Perkembangan hukum pembuktian dikalangan para praktisi hukum lingkungan dibuat kesulitan atau kebimbangan dalam mengatasi persoalan hukum atas bukti ilmiah yang berbeda tersebut. Untuk memberikan pedoman terhadap hal tersebut, Mahkamah Agung sebagai Lembaga Negara dengan fungsinya penyelengara Kekuasaan Kehakiman memberikan legalitas untuk menyikapi hal tersebut dengan mengeluarkan produk hukum dalam bentuk Peraturan Mahkamah Agung Republik Indonesia Nomor 1 Tahun 2023 Tentang Pedoman Mengadili Perkara Lingkungan Hidup[6]. 

Permasalahan perbedaan pendapat dari ahli atau hasil kajian ahli yang berbeda, PERMA memberikan jalan keluarnya, yakni sebagaimana dalam pasal 43 ayat (4) dengan redaksi “Apabila terjadi perbedaan pendapat di antara para ahli, Hakim Pemeriksa Perkara dapat meminta dihadirkan ahli lain atas biaya para pihak atau menggunakan pendapat ahli yang dianggap benar dengan memberikan alasannya dalam pertimbangan hukum”. PERMA tersebut mencoba memberikan jalan keluar yang cemerlang guna mengantisipasi kekosongan dalam kebutuhan praktik peradilan.

 

B. PERMASALAHAN

Lahirnya PERMA Nomor 1 Tahun 2023 mencoba memberikan jalan keluar yang efektif dari persoalan-persoalan pembuktian dalam perkara lingkungan khususnya perbedaan pendapat dari ahli atau hasil kajian ahli yang berbeda, namun demikian terdapat permasalahan baru yang sekiranya dapat terjadi dari persoalan dimaksud diantaranya: 

  1. apabila terdapat perbedaan pendapat ahli atau hasil penelitian ilmiah ahli dan ada keraguan hakim sehingga membutuhkan ahli lainnya dengan biaya ditanggung para pihak, bagaimana jika pihak keberatan untuk menghadirkan ahli lainnya ?
  2. apabila menghadirkan ahli lainnya bagaimana jika menghasilkan pendapat ahli yang berbeda dari ahli yang sudah dihadirkan dalam persidangan ?

 

C. PEMBAHASAN

1. PERATURAN MAHKAMAH AGUNG (PERMA) SEBAGAI SALAH SATU SUMNBER HUKUM

Dalam berbagai kalangan sering kita dengar berkenaan dengan sumber-sumber hukum yang menjadi pedoman dalam hukum di Indonesia yakni Peraturan Perundang-undangan, Kebiasaan, Traktat, Yurisprudensi, dan Doktrin[7], namun demikian dalam pemahaman hukum yang berkembang sumber hukum menjadi lebih luas, jika mendalami serta menelaah berkaitan dengan sumber hukum yang ada saat ini yakni dengan merujuk pada Undang undang Nomor 12 Tahun 2011 Tentang Pembentukan Peraturan Perundang-Undangan dalam pasal 7ayat (1) Jenis dan hierarki Peraturan Perundang-undangan terdiri atas: a.

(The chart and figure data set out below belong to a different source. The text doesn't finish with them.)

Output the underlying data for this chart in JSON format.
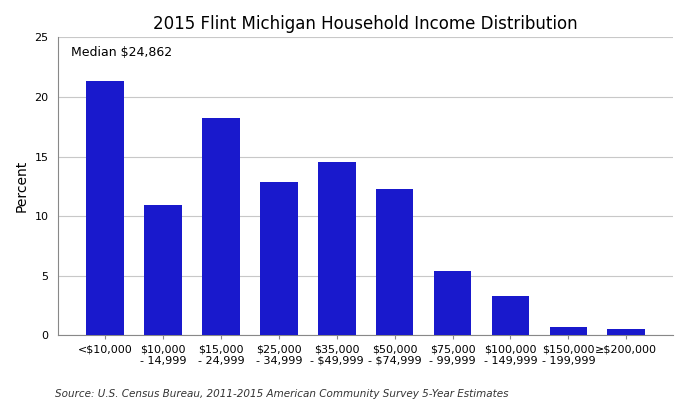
{
  "title": "2015 Flint Michigan Household Income Distribution",
  "ylabel": "Percent",
  "categories": [
    "<$10,000",
    "$10,000\n- 14,999",
    "$15,000\n- 24,999",
    "$25,000\n- 34,999",
    "$35,000\n- $49,999",
    "$50,000\n- $74,999",
    "$75,000\n- 99,999",
    "$100,000\n- 149,999",
    "$150,000\n- 199,999",
    "≥$200,000"
  ],
  "values": [
    21.3,
    10.9,
    18.2,
    12.9,
    14.5,
    12.3,
    5.4,
    3.3,
    0.7,
    0.5
  ],
  "bar_color": "#1919CC",
  "ylim": [
    0,
    25
  ],
  "yticks": [
    0,
    5,
    10,
    15,
    20,
    25
  ],
  "median_label": "Median $24,862",
  "source_text": "Source: U.S. Census Bureau, 2011-2015 American Community Survey 5-Year Estimates",
  "background_color": "#FFFFFF",
  "grid_color": "#C8C8C8",
  "title_fontsize": 12,
  "axis_label_fontsize": 10,
  "tick_fontsize": 8,
  "source_fontsize": 7.5
}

Undang-Undang Dasar Negara Republik Indonesia Tahun 1945; b. Ketetapan Majelis Permusyawaratan Rakyat; c. Undang-Undang/Peraturan Pemerintah Pengganti Undang-Undang; d. Peraturan Pemerintah; e. Peraturan Presiden; f. Peraturan Daerah Provinsi; dan g. Peraturan Daerah Kabupaten/Kota. Dan selanjutnya ayat (2) Kekuatan hukum Peraturan Perundang-undangan sesuai dengan hierarki sebagaimana dimaksud pada ayat (1). Dalam lanjutannya yakni Pasal 8 (1) Jenis Peraturan Perundang-undangan selain sebagaimana dimaksud dalam Pasal 7 ayat (1) mencakup peraturan yang ditetapkan oleh Majelis Permusyawaratan Rakyat, Dewan Perwakilan Rakyat, Dewan Perwakilan Daerah, Mahkamah Agung, Mahkamah Konstitusi, Badan Pemeriksa Keuangan, Komisi Yudisial, Bank Indonesia, Menteri, badan, lembaga, atau komisi yang setingkat yang dibentuk dengan Undang-Undang atau Pemerintah atas perintah Undang-Undang, Dewan Perwakilan Rakyat Daerah Provinsi, Gubernur, Dewan Perwakilan Rakyat Daerah Kabupaten/Kota, Bupati/Walikota, Kepala Desa atau yang setingkat. Dan ayat (2) Peraturan Perundang-undangan sebagaimana dimaksud pada ayat (1) diakui keberadaannya dan mempunyai kekuatan hukum mengikat sepanjang diperintahkan oleh Peraturan Perundang-undangan yang lebih tinggi atau dibentuk berdasarkan kewenangan. Dari norma yang memberlakukan kaedah-kaedah sumber hukum yang ada tentu memberikan ketegasan yang rasional bahwa Peraturan Mahkamah Agung menempatkan dirinya sebagai sumber hukum yang keberadaannya secara tegas dan mempunyai kekuatan hukum mengikat sepanjang diperintahkan oleh Peraturan Perundang-undangan yang lebih tinggi, tentunya Mahkamah Agung sebagai penyelenggara Kekuasaan Kehakiman dalam kaedah konstitusi[8] dan Undang-undang Mahkamah Agung diberi ruang untuk merumuskan suatu norma yang dianggap terdapat kekosongan hukum yang akhirnya memberi celah yang positif dalam penegakan hukum khususnya khasanah peradilan.

 

2. ALAT BUKTI ACARA PIDANA DALAM KUHAP DAN ACARA PERDATA DALAM H.I.R. / R.Bg.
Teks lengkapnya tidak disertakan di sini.